One report tells the MIB that they must “get their act together” if the December 31st 2015 complete conversion is to happen. The plan – or hope – is that India will then have a complete penetration of ‘digital addressable system’ STBs.
One of the pending problems is that many MSOs have yet to sign basic interconnect agreements with the Telecom Regulatory Authority of India (TRAI). TRAI has now issued a deadline of April 30th to sign these agreements.
The latest information suggests that only 3.1 million STBs have been issued and connected by just 37 MSOs, with another 550,000 still in stock and another 2.35 million on order.
The adoption of digital converter boxes has seen a long history of missed completion dates and embarrassing foul-ups. The story is one of legal challenges, capitulating regional governments, and delaying moves by just about everyone concerned.
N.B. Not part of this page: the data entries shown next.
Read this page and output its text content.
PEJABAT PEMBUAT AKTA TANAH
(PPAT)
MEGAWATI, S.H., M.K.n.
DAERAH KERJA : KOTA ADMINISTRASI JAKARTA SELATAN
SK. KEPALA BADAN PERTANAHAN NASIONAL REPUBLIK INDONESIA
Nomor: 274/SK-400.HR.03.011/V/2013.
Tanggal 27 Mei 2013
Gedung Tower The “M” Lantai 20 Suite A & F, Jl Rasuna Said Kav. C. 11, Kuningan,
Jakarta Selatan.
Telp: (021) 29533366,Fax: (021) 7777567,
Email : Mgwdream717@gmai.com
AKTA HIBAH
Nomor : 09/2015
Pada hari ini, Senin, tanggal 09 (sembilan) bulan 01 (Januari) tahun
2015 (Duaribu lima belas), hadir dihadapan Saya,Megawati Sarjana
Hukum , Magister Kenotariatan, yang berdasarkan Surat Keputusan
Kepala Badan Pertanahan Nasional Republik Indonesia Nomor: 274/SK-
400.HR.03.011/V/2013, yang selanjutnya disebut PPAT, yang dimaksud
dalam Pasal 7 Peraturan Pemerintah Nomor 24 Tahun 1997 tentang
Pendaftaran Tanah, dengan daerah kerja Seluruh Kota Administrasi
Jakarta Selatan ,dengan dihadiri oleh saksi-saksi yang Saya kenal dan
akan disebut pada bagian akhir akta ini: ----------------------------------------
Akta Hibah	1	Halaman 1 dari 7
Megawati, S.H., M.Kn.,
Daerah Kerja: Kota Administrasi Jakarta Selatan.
For example, the Phase I plan (covering India’s 4 largest cities of Mumbai, Delhi, Kolkata and Chennai) should have happened by October 2012. The date was missed. Phase II saw the conversion of 38 major cities, and should have wrapped by March 2013. The date was missed. This Third Phase, covering India’s remaining urban areas, ought to have been completed by November 2014, and shows little sign of hitting its new December 2015 target date.
The final Phase IV covers the rest of India, mostly suburban and rural areas, also should have completed by December 31st 2014, and has now slipped to December 31st 2016.